A la différence de la Suite de Casse-Noisette, celle de la Belle au Bois Dormant, tout comme celle du Lac des cygnes, n’est pas de la main de Tchaïkovski : à la demande de l’éditeur du musicien, le compositeur et chef d’orchestre Siloti, opéra une sélection de cinq numéros en 1899. En 1978, le pianiste-compositeur et chef d’orchestre russe, Mihail Pletnev, établit un nouvel arrangement de la suite, se présentant comme suit :
Introduction ouvrant cette suite, il s’agit d’un Allegro vivo aux cuivres triomphants, dont les doubles croches et les accords répétés représentent la Fée Carabosse. Prologue : lui succède, la consolatrice Fée des Lilas dans un lumineux mi majeur à 6/8 dominé par flûtes, hautbois et harpe. Un court pont assuré par des cors conduit à la Marche. Dénuée de solennité emphatique, le thème de l’entrée des nobles est complétée par deux récits qui confèrent à l’ensemble une certaine animation, avant que le couple royal ne fasse sa triomphale entrée. La Scène dansante marque l’arrivée des fées avec présence renforcée de la harpe, de cordes et de bois tout en douceur veloutée…Cette atmosphère bienveillante est brusquement interrompue par l’arrivée de Carabosse (scène finale de ce Prologue) donnant lieu à une page orchestrale totalement ébouriffante : le mauvais sort est lancé…la généreuse fée des lilas ne parvenant qu’à amoindrir ce maléfice. L’Acte I nous transporte seize ans plus tard, jour de l’anniversaire d’Aurore : exultation orchestrale, cascade de doubles croches et fanfare de cuivres conduisent à la célébrissime valse où, portée par une mélodie tournoyante, haute en couleurs, que renforce encore un glockenspiel, la population enthousiaste danse… Un extrait du Pas d’action (Acte II) précède l’apparition d’Aurore au prince : c’est la Coda dont la légèreté extrême et le raffinement sont d’une lignée toute mendelsohnienne (celui du Songe d’une nuit d’été).

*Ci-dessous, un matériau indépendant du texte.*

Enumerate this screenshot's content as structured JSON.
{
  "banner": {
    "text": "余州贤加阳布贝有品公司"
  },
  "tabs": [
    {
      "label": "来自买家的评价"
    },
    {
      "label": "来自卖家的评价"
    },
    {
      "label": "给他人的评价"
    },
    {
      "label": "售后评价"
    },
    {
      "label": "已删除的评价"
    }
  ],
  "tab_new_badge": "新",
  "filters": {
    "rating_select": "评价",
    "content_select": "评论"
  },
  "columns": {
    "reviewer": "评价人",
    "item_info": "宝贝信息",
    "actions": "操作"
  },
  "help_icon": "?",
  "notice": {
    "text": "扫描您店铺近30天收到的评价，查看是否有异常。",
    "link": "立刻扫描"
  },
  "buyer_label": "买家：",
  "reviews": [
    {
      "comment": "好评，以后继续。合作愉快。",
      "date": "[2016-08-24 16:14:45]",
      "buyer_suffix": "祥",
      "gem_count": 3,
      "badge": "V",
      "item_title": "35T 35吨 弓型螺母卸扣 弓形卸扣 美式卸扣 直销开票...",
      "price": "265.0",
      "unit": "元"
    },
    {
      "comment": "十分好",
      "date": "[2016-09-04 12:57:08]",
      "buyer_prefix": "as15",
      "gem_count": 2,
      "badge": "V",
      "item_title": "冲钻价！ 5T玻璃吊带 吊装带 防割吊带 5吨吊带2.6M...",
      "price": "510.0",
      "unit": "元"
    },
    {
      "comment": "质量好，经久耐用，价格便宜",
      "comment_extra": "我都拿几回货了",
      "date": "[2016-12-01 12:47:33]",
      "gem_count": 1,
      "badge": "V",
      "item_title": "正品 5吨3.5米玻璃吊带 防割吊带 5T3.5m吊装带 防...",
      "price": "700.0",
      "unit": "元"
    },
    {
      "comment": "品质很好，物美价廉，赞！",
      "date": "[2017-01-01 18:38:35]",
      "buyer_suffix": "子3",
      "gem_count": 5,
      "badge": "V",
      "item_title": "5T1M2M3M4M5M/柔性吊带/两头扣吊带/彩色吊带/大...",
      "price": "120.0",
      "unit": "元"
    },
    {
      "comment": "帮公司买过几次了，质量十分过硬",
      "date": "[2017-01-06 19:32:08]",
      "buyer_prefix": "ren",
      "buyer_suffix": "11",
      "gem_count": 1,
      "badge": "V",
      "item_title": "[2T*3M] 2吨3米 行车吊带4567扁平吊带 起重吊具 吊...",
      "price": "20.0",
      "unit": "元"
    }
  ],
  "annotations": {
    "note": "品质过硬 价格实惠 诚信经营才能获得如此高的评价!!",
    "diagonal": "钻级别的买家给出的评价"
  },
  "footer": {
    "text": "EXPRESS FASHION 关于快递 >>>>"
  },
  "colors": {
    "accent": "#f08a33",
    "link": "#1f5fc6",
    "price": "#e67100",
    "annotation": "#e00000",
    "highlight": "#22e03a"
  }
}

Pletnev introduit ensuite l’Entracte (entre le premier et le deuxième tableau) où un violon solo ornemente progressivement sa mélodie, jusqu’à atteindre un « mouvement en soi, parachevé dans la forme comme dans la densité de l’expression. » (4) Le deuxième tableau vient conclure l’action : entrant dans le château, le prince, d’un baiser, réveille Aurore (Entracte) : longue tenue suspensive précédant l’arrivée de thèmes sinueux, délicatement orchestrés, renforcent le sentiment d’expectative…avant que ne commence le grand crescendo du baiser salvateur, qui éclate en une fanfare de cuivres. Le dernier numéro, Finale, dépeint l’union des deux amants dans un total ravissement où « une musique chaude et brillante » (Petipa) déferle d’un bout à l’autre de l’orchestre…

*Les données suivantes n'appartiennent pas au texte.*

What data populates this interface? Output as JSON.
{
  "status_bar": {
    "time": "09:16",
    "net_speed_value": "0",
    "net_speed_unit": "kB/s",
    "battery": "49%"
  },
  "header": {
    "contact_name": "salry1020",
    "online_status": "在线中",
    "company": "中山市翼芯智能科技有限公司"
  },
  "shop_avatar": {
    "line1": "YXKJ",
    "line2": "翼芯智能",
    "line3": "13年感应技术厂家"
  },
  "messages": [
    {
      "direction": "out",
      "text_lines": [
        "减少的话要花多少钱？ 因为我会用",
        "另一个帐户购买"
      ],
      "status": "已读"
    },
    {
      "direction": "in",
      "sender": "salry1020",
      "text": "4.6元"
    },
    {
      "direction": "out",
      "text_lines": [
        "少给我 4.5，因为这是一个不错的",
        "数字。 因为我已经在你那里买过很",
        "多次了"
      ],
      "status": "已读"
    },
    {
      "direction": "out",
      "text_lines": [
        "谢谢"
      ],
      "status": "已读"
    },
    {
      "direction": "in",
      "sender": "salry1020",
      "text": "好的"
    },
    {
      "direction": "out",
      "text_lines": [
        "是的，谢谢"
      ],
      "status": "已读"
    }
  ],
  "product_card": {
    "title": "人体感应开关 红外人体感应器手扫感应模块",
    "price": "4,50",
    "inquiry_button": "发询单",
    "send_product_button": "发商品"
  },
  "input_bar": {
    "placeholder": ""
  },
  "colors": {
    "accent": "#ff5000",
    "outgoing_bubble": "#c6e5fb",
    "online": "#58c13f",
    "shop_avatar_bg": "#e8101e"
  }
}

C’est donc en regroupant dix numéros tirés de l’introduction et des deux premiers actes que Mikhail Pletnev repense sa Suite de la Belle au Bois Dormant, laissant de côté le troisième acte qui n’a effectivement aucune parenté, musicale ou dramatique, avec le reste …
Alice BLOT
(1) Tchaikovski, Correspondance
(2) Le Lac des cygnes, ballet en quatre actes, créé le 4 mars 1877 à Moscou (Bolchoï)
(3) La collaboration entre Petipa et Glazounov, lors de la composition de son premier ballet, Raymonda, avait été plus que difficile….Un peu moins, pour Les Saisons…
(4) André Lischke, Piotr Illyitch Tchaïkovski, Fayard, Paris, 1993
Nomenclature orchestrale :
2 flûtes, piccolo, 2 hautbois, cor anglais, 2 clarinettes, 2 bassons, 4 cors, 2 trompettes, 2 cornets, 3 trombones, tuba, timbales, percussion, harpe et cordes.